Comment abordez-vous l’écriture d’une œuvre orchestrale ? L’état d’esprit est-il comparable à ce que vous ressentez en écrivant pour le jazz ?
Toutes les œuvres que j’ai écrites pour le jazz ou l’orchestre symphonique ont été construites “à tâtons”, sans idée préconçue. Chaque note, exactement comme lorsque j’improvise, me dicte la suivante. La suite n’est qu’une question de développement des idées lancées un peu au hasard et d’orchestration.

Quel plaisir particulier, mais aussi quelle difficulté y a-t-il à écrire pour un orchestre symphonique ?

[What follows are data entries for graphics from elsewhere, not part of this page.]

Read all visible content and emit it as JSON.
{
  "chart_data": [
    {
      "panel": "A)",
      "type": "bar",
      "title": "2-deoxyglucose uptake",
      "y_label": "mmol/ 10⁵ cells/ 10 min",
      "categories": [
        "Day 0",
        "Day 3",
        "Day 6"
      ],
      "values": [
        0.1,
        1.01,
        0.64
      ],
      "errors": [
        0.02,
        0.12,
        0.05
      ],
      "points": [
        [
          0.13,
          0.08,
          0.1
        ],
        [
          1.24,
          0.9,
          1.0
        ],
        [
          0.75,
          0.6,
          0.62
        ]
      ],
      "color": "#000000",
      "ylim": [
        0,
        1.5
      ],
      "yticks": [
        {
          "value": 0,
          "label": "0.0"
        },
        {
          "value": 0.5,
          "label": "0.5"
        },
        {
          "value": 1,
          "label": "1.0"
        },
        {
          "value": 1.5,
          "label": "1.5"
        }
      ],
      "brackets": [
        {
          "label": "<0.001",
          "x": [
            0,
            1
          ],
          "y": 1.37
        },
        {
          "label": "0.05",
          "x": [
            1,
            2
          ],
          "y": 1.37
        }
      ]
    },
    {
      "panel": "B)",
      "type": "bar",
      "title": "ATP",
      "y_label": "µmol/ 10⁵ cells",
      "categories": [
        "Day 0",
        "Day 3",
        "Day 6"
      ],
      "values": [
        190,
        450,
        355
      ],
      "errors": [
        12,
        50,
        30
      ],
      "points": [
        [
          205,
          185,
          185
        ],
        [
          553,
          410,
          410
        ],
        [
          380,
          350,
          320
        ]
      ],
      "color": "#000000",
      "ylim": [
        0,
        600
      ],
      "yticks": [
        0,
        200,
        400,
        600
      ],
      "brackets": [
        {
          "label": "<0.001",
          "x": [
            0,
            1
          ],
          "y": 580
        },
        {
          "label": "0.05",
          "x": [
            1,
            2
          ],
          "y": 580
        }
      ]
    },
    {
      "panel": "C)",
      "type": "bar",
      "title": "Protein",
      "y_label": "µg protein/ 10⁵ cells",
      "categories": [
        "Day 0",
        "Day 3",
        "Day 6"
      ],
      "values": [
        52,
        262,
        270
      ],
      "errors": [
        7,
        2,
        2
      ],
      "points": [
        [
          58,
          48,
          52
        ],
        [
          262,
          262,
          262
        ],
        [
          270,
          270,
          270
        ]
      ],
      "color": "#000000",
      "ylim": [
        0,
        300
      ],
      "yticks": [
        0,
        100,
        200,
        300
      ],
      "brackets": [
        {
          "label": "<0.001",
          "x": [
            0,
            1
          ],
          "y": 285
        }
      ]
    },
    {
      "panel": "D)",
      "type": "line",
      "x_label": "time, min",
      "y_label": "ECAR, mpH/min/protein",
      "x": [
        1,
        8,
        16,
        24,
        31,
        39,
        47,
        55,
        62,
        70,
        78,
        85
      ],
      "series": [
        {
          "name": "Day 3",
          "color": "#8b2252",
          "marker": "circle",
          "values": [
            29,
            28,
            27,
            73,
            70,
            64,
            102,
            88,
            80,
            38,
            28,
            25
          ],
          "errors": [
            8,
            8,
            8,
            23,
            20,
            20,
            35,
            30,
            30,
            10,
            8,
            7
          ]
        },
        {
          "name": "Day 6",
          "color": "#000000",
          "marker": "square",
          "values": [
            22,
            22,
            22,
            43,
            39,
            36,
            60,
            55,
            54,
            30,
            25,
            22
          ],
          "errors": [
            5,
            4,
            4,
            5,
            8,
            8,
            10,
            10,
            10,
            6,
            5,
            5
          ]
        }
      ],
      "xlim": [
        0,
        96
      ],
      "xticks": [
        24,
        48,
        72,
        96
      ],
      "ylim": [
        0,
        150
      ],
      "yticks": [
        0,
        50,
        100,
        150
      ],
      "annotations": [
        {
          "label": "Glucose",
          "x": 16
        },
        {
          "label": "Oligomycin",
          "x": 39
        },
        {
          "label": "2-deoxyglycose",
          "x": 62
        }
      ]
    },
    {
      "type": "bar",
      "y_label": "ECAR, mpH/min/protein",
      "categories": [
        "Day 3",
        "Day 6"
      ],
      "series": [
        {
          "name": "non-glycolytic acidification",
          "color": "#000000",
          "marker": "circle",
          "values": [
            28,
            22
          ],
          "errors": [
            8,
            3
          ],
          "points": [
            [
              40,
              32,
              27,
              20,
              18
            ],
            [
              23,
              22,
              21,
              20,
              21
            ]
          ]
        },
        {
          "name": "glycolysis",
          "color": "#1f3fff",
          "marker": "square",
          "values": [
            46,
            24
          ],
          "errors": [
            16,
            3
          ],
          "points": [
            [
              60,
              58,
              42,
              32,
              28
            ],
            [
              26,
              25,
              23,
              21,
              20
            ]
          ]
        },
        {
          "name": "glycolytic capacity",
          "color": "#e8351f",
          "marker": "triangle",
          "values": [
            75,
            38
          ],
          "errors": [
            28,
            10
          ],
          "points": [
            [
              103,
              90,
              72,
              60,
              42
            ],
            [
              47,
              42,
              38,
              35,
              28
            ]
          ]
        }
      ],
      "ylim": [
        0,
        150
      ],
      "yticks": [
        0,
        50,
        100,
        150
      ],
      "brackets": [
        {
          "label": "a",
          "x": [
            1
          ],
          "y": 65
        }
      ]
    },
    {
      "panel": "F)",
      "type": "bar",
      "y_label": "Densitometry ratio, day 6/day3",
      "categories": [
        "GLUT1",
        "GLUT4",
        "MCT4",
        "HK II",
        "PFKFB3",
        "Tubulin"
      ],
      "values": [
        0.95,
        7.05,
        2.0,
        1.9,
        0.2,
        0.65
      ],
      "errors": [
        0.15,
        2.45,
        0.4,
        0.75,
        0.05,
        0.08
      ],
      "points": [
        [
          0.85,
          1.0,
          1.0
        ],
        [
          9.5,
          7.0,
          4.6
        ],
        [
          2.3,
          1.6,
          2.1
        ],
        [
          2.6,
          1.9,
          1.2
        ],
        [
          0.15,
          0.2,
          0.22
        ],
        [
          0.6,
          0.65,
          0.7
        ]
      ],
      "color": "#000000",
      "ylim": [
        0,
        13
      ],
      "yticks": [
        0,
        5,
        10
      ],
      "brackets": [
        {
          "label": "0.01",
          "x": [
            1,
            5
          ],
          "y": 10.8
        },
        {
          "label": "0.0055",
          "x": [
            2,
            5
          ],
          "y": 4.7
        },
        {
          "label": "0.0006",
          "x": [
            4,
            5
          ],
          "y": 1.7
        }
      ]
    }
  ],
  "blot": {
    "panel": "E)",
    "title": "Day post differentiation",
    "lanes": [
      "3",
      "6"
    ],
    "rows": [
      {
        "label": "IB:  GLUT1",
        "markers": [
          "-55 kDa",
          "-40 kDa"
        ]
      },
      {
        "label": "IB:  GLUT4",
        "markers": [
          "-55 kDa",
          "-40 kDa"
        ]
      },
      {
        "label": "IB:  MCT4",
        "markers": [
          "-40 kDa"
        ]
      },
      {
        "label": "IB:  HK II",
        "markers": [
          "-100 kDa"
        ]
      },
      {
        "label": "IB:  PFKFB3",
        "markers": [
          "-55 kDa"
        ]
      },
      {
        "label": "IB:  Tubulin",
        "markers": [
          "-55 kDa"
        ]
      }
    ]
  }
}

Un plus grand nombre de musiciens ne complique pas la tâche. Au contraire, la diversité des instruments ne fait qu’augmenter le nombre des possibilités. Étant autodidacte, la première fois que j’ai eu à écrire pour un ensemble symphonique, c’était pour la musique du film A bout de souffle. J’ai réalisé ce jour-là qu’écrire pour des cordes, des bois et des cuivres n’était pas plus difficile que pour un big band de jazz. Je suis toujours passionné par les immenses possibilités des grands ensembles.